Литмир - Электронная Библиотека
Содержание  
A
A

«Господа подъезжали к вокзалу…»

Господа подъезжали к вокзалу
и ругали простых проводниц,
и корявое зданье вонзало
в небеса позолоченный шпиц.
А за ним громоздились пассажи
и присутственных зданий ранжир
и казалось, что в клетку посажен
прикативший сюда пассажир.
Золоченой иглою пронзите
синегубое небо весны:
я мечтаю о вечном транзите,
мне дороги его не тесны!
И казалось, что воздух насыщен
беспокойным предчувствием краж;
а потом появлялся носильщик
и подхватывал тощий багаж,
и шинелька его телепалась
на покатых и острых плечах, –
он бежал, отметая усталость,
а потом онемел и зачах.
Это было во время вакаций
и тянулось минуту одну,
и корявые ветви акаций
не спеша подступали к окну.

«Вдоль заплеванных аллей и осенних желтых змиев…»

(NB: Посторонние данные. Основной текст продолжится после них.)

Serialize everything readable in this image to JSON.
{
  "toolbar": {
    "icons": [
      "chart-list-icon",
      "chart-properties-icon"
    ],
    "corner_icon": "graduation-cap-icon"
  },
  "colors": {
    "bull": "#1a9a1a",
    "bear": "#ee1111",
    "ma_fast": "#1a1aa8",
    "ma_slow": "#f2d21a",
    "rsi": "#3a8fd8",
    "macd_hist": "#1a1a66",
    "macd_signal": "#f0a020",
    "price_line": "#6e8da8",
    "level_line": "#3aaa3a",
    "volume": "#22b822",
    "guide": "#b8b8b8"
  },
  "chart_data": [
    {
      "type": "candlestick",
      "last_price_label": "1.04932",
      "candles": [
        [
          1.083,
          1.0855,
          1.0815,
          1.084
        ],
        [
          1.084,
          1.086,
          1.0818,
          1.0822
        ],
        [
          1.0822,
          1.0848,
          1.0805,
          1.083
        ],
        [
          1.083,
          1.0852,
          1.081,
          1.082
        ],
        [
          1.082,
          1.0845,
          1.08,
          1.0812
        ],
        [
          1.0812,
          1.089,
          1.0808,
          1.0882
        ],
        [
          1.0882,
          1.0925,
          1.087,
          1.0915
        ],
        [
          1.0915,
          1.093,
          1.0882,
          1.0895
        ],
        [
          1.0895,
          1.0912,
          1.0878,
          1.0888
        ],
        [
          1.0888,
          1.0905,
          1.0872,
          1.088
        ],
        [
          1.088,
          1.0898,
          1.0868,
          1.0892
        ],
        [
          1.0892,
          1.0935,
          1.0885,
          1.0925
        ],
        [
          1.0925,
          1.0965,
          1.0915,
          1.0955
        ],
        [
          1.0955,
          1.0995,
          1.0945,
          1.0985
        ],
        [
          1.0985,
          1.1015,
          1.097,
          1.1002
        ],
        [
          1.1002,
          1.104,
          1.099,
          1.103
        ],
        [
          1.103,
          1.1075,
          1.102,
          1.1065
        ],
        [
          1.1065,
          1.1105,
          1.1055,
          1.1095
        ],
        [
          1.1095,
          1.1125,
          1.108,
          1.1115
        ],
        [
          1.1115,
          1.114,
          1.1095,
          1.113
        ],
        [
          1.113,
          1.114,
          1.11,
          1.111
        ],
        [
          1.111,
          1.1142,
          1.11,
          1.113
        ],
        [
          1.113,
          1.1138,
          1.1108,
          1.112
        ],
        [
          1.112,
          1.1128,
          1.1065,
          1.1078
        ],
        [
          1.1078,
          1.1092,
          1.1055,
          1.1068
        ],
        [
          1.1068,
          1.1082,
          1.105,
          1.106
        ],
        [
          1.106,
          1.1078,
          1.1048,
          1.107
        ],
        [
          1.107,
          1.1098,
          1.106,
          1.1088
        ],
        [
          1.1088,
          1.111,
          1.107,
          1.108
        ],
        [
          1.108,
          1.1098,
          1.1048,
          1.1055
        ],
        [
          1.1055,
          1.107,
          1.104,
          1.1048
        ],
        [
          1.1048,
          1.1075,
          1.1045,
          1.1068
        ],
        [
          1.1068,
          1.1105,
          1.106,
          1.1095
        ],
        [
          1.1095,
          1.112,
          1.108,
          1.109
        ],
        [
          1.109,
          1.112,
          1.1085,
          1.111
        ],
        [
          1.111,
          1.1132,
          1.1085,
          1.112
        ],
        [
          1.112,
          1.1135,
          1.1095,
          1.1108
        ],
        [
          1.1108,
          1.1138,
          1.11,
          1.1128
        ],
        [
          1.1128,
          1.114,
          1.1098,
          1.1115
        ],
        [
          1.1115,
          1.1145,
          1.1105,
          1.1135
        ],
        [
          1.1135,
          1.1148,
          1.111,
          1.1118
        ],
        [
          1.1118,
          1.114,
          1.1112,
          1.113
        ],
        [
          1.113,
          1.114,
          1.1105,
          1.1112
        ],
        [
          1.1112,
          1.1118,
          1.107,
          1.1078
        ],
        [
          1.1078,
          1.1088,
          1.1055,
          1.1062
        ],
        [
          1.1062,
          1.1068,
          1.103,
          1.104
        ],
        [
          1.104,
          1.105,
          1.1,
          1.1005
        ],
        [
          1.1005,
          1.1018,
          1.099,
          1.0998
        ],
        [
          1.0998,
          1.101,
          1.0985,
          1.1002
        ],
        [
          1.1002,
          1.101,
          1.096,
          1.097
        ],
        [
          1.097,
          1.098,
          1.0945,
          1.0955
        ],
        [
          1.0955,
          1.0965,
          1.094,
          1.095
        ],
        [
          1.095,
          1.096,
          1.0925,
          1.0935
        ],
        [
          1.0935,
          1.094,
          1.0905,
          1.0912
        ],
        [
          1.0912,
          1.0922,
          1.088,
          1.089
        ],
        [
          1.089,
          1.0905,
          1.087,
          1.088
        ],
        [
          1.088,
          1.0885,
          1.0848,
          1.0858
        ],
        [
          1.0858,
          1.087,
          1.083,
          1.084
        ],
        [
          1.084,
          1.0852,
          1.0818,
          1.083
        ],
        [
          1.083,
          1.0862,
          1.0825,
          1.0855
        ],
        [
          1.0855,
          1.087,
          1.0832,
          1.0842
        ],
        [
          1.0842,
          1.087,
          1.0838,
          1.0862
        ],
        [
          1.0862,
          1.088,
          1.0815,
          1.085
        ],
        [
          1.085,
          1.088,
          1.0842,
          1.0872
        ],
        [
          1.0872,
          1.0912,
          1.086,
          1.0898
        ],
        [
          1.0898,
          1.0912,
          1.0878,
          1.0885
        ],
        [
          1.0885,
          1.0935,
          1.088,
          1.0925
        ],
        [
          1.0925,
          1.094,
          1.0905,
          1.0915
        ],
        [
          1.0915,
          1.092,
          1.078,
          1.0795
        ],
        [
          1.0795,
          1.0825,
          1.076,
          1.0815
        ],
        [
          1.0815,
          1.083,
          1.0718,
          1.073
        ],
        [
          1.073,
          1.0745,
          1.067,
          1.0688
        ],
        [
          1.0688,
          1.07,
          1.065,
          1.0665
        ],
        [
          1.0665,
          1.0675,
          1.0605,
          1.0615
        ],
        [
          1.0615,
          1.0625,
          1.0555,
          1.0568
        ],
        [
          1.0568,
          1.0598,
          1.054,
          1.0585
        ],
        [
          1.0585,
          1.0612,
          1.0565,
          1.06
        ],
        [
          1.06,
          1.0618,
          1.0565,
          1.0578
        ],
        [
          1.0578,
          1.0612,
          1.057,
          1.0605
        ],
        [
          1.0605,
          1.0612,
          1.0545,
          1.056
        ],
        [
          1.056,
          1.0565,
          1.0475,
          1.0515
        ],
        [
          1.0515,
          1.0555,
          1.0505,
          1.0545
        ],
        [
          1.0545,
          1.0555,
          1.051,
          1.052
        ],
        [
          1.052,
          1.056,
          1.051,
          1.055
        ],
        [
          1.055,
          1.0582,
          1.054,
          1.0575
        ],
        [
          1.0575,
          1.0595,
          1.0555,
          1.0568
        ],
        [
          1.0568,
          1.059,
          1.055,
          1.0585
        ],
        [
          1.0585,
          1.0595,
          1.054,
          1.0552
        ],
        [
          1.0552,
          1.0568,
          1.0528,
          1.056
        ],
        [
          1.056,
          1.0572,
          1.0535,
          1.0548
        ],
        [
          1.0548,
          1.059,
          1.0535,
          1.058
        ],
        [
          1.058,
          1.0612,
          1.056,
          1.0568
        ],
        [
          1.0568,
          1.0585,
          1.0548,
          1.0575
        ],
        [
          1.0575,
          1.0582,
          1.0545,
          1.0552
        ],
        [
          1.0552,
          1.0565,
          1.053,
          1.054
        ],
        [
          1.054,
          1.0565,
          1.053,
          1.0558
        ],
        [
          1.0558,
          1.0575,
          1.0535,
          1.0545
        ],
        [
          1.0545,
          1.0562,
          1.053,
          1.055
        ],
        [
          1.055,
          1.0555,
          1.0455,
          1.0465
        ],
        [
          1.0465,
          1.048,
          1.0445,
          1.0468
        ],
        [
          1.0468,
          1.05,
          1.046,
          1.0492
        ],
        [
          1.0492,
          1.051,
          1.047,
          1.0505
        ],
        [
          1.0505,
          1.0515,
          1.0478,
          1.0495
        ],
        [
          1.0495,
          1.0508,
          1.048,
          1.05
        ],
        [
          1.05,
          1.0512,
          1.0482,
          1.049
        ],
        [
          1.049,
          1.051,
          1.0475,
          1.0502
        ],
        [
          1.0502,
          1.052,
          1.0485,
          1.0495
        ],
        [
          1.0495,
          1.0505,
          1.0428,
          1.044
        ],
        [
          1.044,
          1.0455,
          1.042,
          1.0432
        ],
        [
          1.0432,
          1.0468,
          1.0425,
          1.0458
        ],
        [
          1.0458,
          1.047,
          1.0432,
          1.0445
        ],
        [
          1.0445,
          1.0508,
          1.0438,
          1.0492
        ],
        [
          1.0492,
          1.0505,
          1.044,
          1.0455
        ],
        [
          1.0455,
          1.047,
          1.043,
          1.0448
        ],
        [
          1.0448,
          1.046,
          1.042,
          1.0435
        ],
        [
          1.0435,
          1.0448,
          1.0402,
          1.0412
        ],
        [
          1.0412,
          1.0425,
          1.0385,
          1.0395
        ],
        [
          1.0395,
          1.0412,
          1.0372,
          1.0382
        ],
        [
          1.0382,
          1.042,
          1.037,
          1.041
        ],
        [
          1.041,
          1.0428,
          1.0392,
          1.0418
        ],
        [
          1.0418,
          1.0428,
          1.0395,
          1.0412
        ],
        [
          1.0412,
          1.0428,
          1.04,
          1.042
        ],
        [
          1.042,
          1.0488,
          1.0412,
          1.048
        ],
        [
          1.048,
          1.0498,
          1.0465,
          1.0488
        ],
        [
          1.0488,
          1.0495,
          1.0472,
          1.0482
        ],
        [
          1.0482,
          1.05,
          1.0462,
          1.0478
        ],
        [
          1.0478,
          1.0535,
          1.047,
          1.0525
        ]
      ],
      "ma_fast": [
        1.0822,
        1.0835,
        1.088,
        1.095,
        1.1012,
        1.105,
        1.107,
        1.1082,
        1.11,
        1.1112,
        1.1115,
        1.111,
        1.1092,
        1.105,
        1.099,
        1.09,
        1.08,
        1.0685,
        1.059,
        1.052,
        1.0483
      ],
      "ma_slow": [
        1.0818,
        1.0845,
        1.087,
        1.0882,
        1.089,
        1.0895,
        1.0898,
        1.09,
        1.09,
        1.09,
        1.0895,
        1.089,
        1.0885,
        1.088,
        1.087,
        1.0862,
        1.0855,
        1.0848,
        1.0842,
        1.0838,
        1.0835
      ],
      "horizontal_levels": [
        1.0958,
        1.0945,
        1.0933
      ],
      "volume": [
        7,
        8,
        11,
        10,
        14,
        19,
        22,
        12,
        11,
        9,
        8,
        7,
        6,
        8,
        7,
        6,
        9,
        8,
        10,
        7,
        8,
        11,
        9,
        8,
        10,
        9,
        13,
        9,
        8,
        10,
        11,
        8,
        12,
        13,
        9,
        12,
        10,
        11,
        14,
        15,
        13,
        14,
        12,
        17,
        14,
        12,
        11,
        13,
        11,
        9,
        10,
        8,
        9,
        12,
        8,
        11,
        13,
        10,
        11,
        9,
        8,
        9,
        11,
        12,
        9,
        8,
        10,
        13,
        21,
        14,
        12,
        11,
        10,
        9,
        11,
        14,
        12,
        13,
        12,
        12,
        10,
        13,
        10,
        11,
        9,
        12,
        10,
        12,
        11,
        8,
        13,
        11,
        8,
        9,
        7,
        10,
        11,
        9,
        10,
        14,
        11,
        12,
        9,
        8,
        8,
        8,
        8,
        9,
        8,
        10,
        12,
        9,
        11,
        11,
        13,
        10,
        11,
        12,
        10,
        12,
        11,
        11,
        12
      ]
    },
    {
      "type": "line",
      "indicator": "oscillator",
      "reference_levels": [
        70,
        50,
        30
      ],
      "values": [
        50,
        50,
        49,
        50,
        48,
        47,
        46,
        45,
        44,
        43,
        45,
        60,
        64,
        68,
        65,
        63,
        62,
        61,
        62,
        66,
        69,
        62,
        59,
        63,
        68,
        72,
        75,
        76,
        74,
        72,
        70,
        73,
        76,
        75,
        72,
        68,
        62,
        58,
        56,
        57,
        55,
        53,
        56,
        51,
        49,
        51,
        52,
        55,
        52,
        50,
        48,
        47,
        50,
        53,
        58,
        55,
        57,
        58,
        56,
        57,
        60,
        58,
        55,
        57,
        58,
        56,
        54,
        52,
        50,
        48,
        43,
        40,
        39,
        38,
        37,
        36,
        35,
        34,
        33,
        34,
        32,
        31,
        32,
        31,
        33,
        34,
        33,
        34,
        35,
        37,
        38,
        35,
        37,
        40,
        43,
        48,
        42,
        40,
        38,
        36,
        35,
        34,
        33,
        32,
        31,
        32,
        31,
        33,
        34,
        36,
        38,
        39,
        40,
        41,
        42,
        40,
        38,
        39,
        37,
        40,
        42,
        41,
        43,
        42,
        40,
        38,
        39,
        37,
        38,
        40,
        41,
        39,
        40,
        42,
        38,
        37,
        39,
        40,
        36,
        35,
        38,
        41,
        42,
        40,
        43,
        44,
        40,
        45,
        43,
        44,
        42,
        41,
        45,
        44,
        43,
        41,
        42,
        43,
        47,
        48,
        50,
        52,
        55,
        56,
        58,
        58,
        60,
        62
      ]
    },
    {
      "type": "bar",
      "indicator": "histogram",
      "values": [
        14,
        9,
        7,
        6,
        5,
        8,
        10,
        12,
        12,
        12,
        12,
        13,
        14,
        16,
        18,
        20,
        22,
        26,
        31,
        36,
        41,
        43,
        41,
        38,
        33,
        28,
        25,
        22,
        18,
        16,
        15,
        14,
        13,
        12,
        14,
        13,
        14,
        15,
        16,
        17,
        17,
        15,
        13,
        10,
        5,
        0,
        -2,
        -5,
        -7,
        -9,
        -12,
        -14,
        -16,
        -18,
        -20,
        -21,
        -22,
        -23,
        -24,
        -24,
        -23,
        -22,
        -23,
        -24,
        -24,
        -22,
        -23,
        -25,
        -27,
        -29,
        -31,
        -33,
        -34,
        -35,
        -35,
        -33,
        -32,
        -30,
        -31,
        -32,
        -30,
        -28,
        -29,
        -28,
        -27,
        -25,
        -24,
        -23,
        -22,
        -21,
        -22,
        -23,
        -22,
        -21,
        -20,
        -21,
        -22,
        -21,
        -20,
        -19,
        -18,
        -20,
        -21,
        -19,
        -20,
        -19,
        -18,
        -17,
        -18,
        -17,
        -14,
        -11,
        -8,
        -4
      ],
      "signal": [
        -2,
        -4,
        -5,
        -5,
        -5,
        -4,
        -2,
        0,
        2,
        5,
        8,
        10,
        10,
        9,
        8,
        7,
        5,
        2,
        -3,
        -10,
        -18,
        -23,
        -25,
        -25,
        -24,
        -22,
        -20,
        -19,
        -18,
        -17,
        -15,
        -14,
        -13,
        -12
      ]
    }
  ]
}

Вдоль заплеванных аллей и осенних желтых змиев
губернатор Фундуклей прибывает в город Киев,
прибывает в город Киев губернатор Фундуклей
вдоль осенних желтых змиев и заплеванных аллей.
У шикарного ландо лакированная дверца,
губернатор от и до валерьянку пьет от сердца,
валерьянку пьет от сердца губернатор от и до,
лакированная дверца у шикарного ландо.
Подпирая крепкой шпалой синий рельсовый прокат,
лист шуршит хрустливо-палый, хлопотливо-языкат,
шепчет лист хрустливо-палый, хлопотливо-языкат,
подпирая толстой шпалой смерть и гибель напрокат.
Вихри все со смертью схожи. Деловит и густобров,
настежь бьет из аванложи в грудь Столыпина Богров.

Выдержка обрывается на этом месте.